Le storie raccontate da Artemisia incantano e rendono lo spettatore partecipe della scena rappresentata. Con profonda consapevolezza del proprio ruolo di artista. Artemisia si autoritrae come allegoria della pittura, proponendo un’immagine dal doppio registro che sovrappone e identifica l’autore e la propria arte, in un gioco di rimandi irrealizzabile da un pittore uomo.

Punto focale per suggestione della mostra di Palazzo Braschi è Giuditta decapita Oloferne (Napoli Museo Nazionale di Capodimonte). Nelle immagini del tardo Medioevo e del Rinascimento, Giuditta, che escogitò un piano per uccidere il generale assiro Oloferne, era ritratta come un’eroina vittoriosa: incarnava virtù nobili come la castità e il coraggio, ed era associata alla Vergine Maria.

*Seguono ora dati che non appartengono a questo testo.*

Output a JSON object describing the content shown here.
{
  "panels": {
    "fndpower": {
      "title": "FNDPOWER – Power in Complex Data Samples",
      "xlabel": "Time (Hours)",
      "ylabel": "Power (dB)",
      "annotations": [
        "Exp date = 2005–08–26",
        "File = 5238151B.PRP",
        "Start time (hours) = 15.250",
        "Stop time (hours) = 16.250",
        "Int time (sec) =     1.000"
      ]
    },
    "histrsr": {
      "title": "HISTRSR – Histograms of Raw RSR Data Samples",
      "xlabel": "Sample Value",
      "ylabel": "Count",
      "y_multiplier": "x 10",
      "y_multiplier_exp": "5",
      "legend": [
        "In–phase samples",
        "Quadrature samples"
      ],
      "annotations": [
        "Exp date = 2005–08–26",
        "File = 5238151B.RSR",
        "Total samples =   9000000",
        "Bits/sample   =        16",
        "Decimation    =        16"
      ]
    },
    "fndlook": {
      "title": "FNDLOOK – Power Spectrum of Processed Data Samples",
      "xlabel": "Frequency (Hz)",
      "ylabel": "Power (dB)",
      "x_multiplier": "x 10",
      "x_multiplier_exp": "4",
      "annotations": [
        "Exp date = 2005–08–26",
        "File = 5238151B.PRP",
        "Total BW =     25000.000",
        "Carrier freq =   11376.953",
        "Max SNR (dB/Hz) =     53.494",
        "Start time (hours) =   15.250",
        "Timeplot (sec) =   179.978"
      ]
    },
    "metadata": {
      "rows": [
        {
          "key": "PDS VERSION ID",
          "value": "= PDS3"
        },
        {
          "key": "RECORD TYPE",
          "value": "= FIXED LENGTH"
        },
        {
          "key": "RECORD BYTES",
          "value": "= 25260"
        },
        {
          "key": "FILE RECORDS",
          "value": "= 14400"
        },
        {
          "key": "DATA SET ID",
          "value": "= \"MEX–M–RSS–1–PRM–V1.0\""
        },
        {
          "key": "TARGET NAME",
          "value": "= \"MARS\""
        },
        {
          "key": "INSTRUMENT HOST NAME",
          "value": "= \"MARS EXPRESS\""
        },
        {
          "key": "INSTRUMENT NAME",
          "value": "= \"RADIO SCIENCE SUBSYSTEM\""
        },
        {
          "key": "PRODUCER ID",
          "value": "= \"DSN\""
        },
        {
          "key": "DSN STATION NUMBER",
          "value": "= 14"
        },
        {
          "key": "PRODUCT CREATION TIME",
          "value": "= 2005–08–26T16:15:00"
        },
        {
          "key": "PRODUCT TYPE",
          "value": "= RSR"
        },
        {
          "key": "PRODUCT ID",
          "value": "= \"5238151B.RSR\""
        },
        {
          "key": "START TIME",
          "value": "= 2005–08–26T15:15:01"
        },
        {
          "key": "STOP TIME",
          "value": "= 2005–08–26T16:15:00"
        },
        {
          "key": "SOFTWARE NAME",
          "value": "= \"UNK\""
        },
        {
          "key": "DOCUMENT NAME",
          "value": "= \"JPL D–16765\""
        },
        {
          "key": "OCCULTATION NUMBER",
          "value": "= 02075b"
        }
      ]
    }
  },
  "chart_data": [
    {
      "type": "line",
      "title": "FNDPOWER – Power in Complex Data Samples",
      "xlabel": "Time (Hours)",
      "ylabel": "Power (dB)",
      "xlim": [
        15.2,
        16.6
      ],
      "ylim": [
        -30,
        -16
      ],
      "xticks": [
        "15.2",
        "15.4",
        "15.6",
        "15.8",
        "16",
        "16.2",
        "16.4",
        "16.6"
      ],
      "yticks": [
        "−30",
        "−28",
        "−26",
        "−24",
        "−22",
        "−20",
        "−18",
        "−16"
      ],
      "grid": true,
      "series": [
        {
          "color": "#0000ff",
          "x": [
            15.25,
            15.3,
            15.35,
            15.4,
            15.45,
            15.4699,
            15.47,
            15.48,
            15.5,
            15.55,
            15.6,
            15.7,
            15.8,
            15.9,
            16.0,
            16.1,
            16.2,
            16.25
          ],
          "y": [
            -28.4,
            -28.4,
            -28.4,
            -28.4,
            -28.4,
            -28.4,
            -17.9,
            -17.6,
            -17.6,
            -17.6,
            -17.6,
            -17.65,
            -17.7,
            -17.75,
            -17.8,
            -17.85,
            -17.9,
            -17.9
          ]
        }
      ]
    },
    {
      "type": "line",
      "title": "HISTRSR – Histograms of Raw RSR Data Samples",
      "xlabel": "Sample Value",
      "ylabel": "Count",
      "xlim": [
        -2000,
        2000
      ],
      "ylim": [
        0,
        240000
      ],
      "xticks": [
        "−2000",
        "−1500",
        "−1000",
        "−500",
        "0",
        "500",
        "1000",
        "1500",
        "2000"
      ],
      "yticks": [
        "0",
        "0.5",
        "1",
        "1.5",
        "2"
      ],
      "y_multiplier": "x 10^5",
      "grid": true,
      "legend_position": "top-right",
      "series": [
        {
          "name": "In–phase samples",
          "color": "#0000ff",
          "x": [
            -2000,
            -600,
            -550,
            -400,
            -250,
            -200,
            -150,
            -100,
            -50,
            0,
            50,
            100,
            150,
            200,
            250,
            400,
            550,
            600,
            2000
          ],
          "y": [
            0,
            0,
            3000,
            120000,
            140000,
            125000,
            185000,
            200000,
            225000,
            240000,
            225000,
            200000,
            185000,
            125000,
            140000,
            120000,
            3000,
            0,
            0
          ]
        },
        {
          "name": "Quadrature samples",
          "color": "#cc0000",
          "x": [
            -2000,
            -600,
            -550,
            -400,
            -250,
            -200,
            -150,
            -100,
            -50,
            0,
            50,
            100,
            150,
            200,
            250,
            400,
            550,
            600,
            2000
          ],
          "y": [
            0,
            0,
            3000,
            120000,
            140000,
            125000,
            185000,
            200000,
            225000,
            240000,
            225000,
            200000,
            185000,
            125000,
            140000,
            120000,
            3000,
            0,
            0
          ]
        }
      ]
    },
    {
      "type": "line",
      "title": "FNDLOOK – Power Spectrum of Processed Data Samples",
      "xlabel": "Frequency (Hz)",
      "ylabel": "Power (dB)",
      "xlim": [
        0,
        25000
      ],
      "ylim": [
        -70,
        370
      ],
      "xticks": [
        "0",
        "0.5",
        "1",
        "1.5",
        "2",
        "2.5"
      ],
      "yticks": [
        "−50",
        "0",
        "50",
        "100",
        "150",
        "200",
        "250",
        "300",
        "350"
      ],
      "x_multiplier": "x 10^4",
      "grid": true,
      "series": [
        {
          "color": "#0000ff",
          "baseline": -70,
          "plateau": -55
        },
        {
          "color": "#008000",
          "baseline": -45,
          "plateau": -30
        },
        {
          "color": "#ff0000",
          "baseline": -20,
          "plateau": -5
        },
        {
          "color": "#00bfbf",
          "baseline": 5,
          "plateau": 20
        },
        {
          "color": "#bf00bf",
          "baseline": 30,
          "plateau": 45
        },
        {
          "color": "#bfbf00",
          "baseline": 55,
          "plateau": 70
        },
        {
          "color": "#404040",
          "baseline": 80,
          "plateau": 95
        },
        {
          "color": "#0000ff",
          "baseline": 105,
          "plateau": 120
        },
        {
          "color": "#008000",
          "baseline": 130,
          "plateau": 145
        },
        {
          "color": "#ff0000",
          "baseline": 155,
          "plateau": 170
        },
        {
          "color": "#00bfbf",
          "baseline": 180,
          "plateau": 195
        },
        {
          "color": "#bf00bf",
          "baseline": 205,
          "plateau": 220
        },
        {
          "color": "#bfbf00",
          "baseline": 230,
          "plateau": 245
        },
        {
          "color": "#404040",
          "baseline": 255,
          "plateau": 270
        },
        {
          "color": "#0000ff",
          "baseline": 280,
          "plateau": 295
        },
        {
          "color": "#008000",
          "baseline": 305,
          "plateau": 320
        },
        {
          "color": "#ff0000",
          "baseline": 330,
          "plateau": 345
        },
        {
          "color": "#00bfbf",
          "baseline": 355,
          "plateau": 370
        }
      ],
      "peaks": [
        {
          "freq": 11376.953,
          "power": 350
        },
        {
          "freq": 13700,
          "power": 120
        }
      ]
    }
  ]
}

Alcuni artisti cinquecenteschi esaltarono la bellezza della giovane vedova che sedusse Oloferne con le sue grazie e con l’inganno lo attirò alla morte. Artemisia appena diciannovenne, riuscì a creare una delle più credibili e insieme potenti rappresentazioni dell’eroina biblica, fondendo un approccio pragmatico – in che modo due donne potevano sopraffare un uomo – e un insieme compositivo veramente esplosivo, che trasmetteva l’idea del potere femminile, preannunciando la dirompente drammaticità del barocco. La composizione creata atteggiando gli attori nelle posizioni desiderate, dando alla scena il senso di un evento osservato e cogliendo, così tutto l’orrore e il coraggio dell’azione. Il groviglio di pallide membra, illuminate da una luce proveniente da sinistra, in primo piano, suscita coinvolgimento drammatico e contribuisce a fissare l'impressione di lotta e disordine suggerita dalle lenzuola disfatte. L’inquadratura serrata accresce la forza dell’immagine.